I have found that a lot of radio users fail to understand the capabilities of the radio's that they have and their expectations far exceed the radios abilities. The person then feels duped that they got a bad piece of equipment not realizing that the equipment is fine. There is also a lot of incorrect information on radios being told that give people the wrong idea of radio capabilities.

I picked up a good book for preppers called "*Emergency Radio Communications*" by Caleb Watts. It is worth reading. It covers GMRS, FRS, CB, MURS, and amateur radio. It also has a good example of a family emergency communications plan. It also covers a lot of the rules and regulations surrounding different types of radios. There was a lot of information that I was not aware of regarding some of the rules. This book, in my opinion, is a good one to get. You can get it on Amazon at:

http://www.amazon.com/Emergency-Rad...r=1-2&keywords=emergency+radio+communications


----------



## OldCootHillbilly (Jul 9, 2010)

Ordered a copy of it and a few other books I been wantin.
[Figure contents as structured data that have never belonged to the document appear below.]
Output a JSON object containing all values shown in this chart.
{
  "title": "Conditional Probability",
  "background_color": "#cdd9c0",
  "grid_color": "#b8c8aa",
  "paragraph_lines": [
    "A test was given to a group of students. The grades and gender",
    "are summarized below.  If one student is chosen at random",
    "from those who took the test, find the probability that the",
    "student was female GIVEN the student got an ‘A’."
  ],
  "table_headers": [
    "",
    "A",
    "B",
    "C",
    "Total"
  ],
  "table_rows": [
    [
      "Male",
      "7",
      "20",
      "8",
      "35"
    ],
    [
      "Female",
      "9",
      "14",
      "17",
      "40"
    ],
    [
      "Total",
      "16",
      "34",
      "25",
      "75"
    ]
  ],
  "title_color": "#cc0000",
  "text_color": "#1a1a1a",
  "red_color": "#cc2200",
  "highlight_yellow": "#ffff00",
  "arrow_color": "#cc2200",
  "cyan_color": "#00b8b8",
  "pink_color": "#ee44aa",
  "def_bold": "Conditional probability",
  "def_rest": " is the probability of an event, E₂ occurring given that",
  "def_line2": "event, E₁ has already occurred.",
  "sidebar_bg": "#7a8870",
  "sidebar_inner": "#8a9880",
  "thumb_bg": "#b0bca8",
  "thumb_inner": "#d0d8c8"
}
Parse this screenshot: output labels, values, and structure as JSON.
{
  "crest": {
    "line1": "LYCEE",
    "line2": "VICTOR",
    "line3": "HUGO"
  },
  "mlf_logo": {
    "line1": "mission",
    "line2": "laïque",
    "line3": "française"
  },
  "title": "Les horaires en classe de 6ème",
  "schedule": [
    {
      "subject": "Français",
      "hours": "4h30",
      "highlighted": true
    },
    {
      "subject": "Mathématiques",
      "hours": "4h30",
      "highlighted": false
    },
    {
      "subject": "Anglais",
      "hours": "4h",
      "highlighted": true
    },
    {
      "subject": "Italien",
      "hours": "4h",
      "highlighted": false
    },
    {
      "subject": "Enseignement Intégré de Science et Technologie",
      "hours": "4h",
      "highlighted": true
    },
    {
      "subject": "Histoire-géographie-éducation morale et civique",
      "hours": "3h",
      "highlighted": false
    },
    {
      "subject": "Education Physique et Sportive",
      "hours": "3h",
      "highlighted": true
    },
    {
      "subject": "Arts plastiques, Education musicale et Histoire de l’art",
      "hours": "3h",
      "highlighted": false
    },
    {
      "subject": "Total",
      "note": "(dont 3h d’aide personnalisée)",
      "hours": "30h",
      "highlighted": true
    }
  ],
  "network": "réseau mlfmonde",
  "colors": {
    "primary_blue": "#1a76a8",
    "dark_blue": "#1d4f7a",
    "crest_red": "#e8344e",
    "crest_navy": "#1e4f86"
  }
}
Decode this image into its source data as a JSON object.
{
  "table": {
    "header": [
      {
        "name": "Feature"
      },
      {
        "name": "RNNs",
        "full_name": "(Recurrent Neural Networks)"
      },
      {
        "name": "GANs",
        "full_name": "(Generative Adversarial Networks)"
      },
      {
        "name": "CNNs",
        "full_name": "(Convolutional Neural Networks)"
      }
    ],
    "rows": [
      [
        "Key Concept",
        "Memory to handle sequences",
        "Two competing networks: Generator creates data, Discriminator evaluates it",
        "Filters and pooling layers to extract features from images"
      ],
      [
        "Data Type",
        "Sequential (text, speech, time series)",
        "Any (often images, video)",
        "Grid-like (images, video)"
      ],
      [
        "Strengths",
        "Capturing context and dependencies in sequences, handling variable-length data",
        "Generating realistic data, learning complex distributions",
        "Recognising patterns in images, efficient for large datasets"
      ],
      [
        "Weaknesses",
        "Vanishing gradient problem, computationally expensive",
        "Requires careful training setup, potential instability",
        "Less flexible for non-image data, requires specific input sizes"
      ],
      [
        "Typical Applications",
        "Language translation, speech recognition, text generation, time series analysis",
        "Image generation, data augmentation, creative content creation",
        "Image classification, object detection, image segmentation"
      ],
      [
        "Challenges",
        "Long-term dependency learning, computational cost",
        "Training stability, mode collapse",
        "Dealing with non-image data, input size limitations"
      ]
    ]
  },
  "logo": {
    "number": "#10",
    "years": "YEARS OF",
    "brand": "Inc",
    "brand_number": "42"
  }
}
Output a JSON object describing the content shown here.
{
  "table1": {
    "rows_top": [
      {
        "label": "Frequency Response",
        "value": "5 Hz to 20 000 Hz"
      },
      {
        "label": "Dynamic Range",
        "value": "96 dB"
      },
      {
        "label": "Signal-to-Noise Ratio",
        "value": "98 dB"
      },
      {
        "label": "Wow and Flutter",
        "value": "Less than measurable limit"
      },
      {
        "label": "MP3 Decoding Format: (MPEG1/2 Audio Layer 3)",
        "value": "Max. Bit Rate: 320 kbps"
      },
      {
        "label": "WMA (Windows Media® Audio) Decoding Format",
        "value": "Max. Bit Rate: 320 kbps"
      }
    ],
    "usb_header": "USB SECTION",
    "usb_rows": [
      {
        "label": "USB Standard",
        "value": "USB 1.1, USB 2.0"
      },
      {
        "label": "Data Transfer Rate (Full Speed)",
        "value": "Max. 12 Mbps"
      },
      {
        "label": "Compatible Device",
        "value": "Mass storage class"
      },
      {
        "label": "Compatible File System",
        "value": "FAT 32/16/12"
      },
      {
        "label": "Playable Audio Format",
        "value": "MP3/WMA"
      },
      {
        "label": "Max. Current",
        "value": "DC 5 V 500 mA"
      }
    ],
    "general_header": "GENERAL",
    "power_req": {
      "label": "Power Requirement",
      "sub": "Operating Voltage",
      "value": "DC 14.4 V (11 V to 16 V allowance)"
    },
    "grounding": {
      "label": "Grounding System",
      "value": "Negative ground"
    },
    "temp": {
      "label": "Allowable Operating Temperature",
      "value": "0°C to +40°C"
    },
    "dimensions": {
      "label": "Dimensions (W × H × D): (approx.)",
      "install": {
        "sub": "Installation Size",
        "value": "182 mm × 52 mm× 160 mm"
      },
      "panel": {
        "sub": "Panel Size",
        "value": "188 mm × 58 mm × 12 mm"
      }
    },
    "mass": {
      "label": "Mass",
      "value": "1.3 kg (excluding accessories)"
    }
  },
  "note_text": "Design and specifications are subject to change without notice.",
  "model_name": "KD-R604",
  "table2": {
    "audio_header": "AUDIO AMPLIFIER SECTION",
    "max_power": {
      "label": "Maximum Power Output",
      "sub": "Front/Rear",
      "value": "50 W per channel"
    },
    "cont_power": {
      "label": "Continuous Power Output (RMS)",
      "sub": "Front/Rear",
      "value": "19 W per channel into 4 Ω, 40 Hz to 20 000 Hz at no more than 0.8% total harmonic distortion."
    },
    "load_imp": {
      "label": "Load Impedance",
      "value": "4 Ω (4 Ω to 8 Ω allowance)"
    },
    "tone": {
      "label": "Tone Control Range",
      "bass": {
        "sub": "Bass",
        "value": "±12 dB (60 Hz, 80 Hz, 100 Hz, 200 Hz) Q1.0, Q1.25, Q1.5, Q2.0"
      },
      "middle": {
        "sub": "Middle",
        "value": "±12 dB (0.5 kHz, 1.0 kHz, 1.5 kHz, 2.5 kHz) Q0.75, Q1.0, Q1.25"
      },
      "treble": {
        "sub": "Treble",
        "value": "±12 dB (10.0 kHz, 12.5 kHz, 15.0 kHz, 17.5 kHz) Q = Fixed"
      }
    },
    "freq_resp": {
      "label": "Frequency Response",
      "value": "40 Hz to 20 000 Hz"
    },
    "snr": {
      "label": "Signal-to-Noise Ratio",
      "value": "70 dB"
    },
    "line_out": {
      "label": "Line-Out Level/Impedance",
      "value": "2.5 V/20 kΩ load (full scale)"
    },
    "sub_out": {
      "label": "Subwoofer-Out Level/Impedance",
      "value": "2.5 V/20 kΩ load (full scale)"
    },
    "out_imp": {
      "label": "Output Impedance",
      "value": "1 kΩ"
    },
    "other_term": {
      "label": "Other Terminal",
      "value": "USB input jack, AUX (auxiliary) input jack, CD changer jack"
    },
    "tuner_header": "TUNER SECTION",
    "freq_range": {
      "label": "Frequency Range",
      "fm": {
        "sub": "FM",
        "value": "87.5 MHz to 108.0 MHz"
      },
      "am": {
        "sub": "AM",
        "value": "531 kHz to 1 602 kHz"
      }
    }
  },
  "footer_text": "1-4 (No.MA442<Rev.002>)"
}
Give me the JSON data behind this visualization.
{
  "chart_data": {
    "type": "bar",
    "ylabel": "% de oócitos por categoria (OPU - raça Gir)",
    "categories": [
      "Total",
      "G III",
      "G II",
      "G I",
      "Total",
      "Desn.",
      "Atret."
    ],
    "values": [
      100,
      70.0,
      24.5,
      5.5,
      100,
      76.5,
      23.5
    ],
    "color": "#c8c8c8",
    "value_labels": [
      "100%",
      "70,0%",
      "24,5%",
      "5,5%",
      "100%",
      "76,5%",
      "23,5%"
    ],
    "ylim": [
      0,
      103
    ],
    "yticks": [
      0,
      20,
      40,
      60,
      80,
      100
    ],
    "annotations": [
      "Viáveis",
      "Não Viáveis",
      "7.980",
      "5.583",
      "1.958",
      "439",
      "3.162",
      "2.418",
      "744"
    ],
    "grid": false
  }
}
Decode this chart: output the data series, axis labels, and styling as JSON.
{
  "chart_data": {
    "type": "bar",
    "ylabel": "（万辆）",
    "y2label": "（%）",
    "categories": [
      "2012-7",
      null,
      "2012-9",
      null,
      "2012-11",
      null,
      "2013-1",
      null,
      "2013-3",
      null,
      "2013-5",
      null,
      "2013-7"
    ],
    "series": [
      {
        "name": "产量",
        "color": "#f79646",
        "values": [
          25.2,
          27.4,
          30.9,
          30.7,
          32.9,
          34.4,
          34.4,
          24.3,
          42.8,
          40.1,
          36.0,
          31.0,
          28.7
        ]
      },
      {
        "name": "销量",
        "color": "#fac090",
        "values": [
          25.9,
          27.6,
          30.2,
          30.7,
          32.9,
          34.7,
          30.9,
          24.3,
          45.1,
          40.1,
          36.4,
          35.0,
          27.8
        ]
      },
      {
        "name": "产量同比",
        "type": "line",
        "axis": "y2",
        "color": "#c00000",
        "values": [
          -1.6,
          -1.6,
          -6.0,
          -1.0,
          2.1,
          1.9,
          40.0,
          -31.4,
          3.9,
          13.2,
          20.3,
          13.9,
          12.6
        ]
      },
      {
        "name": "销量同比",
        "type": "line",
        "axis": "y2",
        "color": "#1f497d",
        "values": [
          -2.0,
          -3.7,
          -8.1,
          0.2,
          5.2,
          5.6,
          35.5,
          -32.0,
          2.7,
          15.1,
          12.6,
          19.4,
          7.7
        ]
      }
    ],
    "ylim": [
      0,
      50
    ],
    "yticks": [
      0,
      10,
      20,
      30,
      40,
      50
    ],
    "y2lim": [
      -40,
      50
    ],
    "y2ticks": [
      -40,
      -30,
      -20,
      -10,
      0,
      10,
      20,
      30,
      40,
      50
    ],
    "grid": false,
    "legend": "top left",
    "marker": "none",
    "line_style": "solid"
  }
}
Should be here in bout a week.


----------



## OldCootHillbilly (Jul 9, 2010)

OK, got my books. This en do have lots a rules an regulations in it. But it didn't have much a the hands on stuff I were kinda hopin fer. I thin ya could get mosta the info offin the f c c site, but ifin ya wan't it all in one spot this here book would be the one. I were just a tad disappointed in it I guess.


----------



## helicopter5472 (Feb 25, 2013)

I picked one up too, since I'm really green when it comes to radios. I tend to agree it was not what I was expecting. I think I will look around a see if I can find a better detailed one. I have a couple of the UV-5's as my first ones. Still good info. in the book though. I found a book on antennas at a yard sale last year that is making me want to put up a tower, but I got a ton of yard work that has to come first, and the "Boss" has a lot of honey-do projects too...


----------